Pound Sterling – UK Markets
The British pound closed the day modestly lower vs the dollar while remaining virtually unchanged against the euro on Thursday as the Bank of England preserved its cautious tone amid Brexit uncertainty and failed to help the currency. As expected, the BoE’s Monetary Policy Committee announced that it held the policy rate unchanged at 0.75% and said that it kept the asset purchase facility steady at €435 billion. “Economic outlook will depend significantly on Brexit, the BoE forecasts continue to assume a smooth transition," the bank said in its policy statement and repeated that the policy response to Brexit could be in either direction. In its updated economic projections of the Quarterly Inflation Report (QIR), the bank revised its 2019 GDP growth expectation up to 1.5% from 1.2% reported in the previous QIR.

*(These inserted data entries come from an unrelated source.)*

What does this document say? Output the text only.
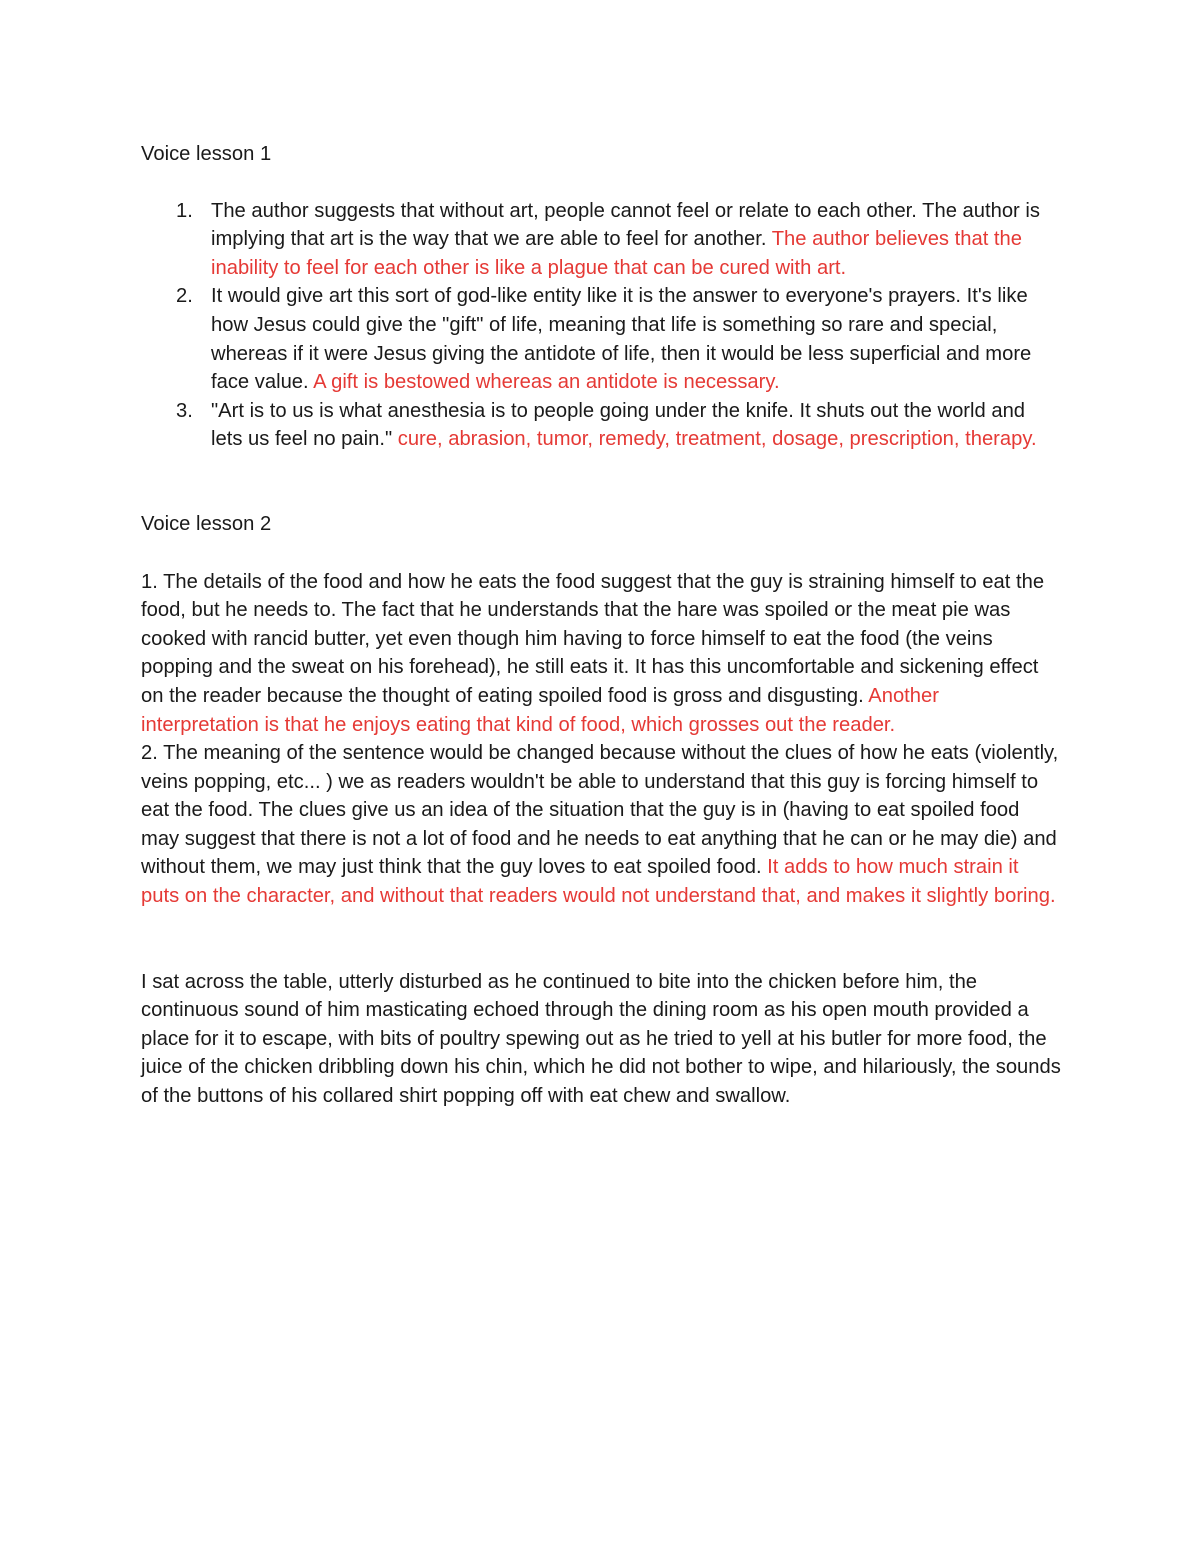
Voice lesson 1

1. The author suggests that without art, people cannot feel or relate to each other. The author is implying that art is the way that we are able to feel for another. The author believes that the inability to feel for each other is like a plague that can be cured with art.
2. It would give art this sort of god-like entity like it is the answer to everyone's prayers. It's like how Jesus could give the "gift" of life, meaning that life is something so rare and special, whereas if it were Jesus giving the antidote of life, then it would be less superficial and more face value. A gift is bestowed whereas an antidote is necessary.
3. "Art is to us is what anesthesia is to people going under the knife. It shuts out the world and lets us feel no pain." cure, abrasion, tumor, remedy, treatment, dosage, prescription, therapy.

Voice lesson 2

1. The details of the food and how he eats the food suggest that the guy is straining himself to eat the food, but he needs to. The fact that he understands that the hare was spoiled or the meat pie was cooked with rancid butter, yet even though him having to force himself to eat the food (the veins popping and the sweat on his forehead), he still eats it. It has this uncomfortable and sickening effect on the reader because the thought of eating spoiled food is gross and disgusting. Another interpretation is that he enjoys eating that kind of food, which grosses out the reader.

2. The meaning of the sentence would be changed because without the clues of how he eats (violently, veins popping, etc... ) we as readers wouldn't be able to understand that this guy is forcing himself to eat the food. The clues give us an idea of the situation that the guy is in (having to eat spoiled food may suggest that there is not a lot of food and he needs to eat anything that he can or he may die) and without them, we may just think that the guy loves to eat spoiled food. It adds to how much strain it puts on the character, and without that readers would not understand that, and makes it slightly boring.

I sat across the table, utterly disturbed as he continued to bite into the chicken before him, the continuous sound of him masticating echoed through the dining room as his open mouth provided a place for it to escape, with bits of poultry spewing out as he tried to yell at his butler for more food, the juice of the chicken dribbling down his chin, which he did not bother to wipe, and hilariously, the sounds of the buttons of his collared shirt popping off with eat chew and swallow.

In his remarks, Governor Mark Carney said that interest rate increases would be required after a smooth Brexit. “We are talking about more withdrawal of monetary stimulus, but limited relative to history,” Carney explained. "There are insufficient hikes in the current market curve. More withdrawal of monetary stimulus needed, just not at this meeting." Commenting on the potential negative impact of a hard Brexit, Carney said their data showed that, on average, businesses were expecting the output to go down by 3.5%. “Until Brexit process is concluded, there will be a chance of no-deal, this is the default option," Carney added.

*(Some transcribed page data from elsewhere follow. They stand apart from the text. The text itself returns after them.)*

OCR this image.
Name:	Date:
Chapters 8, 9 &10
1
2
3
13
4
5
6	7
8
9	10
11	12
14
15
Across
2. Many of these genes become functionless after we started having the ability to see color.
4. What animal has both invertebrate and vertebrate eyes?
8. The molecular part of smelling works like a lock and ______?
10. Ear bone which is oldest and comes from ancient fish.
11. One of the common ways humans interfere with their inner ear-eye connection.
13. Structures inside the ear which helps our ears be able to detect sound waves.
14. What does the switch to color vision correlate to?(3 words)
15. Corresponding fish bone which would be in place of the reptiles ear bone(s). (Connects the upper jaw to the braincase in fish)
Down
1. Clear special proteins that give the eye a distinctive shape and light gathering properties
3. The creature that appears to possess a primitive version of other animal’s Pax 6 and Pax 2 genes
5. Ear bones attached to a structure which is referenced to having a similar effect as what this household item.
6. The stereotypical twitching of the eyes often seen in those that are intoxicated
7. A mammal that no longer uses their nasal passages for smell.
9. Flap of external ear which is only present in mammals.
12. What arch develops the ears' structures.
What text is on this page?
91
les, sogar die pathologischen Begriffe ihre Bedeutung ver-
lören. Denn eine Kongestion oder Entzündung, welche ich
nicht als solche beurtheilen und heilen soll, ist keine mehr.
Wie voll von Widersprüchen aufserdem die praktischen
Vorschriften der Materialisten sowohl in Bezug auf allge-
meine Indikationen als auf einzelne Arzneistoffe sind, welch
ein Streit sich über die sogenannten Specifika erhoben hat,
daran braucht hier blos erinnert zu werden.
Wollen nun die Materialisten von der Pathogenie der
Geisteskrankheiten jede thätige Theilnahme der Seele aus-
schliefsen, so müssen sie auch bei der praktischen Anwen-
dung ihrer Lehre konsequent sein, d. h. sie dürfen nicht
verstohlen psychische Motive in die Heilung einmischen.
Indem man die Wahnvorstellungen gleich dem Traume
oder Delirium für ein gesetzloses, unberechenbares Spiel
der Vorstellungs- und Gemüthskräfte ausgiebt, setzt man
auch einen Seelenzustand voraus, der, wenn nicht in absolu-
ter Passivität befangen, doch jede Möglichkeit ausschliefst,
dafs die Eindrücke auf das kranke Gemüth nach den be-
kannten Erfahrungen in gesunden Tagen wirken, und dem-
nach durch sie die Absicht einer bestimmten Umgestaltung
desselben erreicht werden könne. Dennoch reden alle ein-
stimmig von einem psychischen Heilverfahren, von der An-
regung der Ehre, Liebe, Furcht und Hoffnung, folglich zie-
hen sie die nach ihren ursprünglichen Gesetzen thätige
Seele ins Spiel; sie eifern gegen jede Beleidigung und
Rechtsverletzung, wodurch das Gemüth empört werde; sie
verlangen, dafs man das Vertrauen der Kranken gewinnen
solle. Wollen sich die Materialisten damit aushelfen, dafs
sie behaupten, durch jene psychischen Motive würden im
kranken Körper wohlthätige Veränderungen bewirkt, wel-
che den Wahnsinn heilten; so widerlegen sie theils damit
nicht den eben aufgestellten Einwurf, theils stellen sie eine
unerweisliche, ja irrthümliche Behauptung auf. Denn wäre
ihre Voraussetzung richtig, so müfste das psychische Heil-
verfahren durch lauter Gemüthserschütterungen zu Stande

Earlier in the day, the IHS Markit’s data showed that the Construction PMI, which dipped below the 50 marks to show contraction in March, rebounded to 50.5 in April to come in slightly above the market expectation of 50.3.
US Dollar – US Markets
The greenback closed the day higher against both the euro and the pound sterling on Thursday as markets continued to price the lower probability of the Fed going for a rate cut following Chairman Powell’s optimistic remarks on the economic outlook yesterday.

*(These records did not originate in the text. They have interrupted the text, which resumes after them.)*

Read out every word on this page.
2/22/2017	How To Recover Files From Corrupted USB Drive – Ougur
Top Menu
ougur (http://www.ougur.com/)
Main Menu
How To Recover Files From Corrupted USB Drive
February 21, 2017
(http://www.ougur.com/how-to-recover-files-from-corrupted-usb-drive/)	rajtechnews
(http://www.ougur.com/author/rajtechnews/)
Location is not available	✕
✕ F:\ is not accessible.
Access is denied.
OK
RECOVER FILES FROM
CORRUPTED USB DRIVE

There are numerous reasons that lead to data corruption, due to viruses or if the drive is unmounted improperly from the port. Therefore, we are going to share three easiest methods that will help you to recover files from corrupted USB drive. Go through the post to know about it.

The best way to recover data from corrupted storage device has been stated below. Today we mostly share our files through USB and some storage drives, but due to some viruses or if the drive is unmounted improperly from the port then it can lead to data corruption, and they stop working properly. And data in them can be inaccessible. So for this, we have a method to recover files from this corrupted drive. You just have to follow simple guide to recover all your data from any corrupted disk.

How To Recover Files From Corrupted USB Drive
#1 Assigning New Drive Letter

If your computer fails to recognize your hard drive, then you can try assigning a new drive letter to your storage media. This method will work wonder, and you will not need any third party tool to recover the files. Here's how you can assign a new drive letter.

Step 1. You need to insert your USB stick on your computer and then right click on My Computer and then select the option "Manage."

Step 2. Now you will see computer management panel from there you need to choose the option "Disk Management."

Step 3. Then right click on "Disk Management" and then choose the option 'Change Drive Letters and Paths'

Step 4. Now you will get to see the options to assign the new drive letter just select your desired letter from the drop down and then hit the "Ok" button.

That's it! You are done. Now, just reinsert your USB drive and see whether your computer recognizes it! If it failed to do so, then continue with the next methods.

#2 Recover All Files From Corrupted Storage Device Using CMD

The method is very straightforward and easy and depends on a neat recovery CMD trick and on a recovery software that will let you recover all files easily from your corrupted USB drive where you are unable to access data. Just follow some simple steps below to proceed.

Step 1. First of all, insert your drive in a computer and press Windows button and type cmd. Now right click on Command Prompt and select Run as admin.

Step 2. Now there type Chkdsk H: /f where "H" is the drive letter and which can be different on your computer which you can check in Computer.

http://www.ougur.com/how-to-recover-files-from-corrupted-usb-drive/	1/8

Additionally, the U.S. Census Bureau announced that factory orders in March increased by 1.9% on a monthly basis to beat the market expectation of 1.5%. Moreover, nonfarm productivity in the first quarter increased at its strongest pace since 2014 with 3.6% while unit labour costs in the same period fell 0.9% to hint at a soft wage inflation reading in tomorrow’s labour market data.
Euro – European Markets
The shared currency struggled to find demand on Thursday as the data didn’t signal a meaningful recovery in the economy. Destatis reported that retail sales in Germany declined by 0.2% on a monthly basis in March. Moreover, the IHS Markit’s Manufacturing report showed that the business activity in the manufacturing sector in Germany contracted in April with the headline PMI coming in at 44.4. Commenting on the data, “The struggles in the car industry continue to ripple through the German manufacturing sector. From electronics and chemicals to basic metals and machinery, firms in almost all sectors are reportedly feeling the effects of the automotive slowdown,” said Phil Smith, Principal Economist at the IHS Markit. On a positive note, the Eurozone Manufacturing PMI improved slightly to 47.9 in the same period from 47.5 in March.
What’s coming up?
UK: The IHS Markit will release its Services PMI report on Friday.
US: The U.S. Bureau of Labor Statistics’ employment report, which will include nonfarm payrolls, unemployment rate, average hourly earnings, and labour force participation rate, will be featured in the U.S. economic docket ahead of the IHS Markit’s and the ISM’s non-manufacturing PMI data.
EU: The Eurostat will release the Consumer Price Index and the Producer Price Index figures on Friday.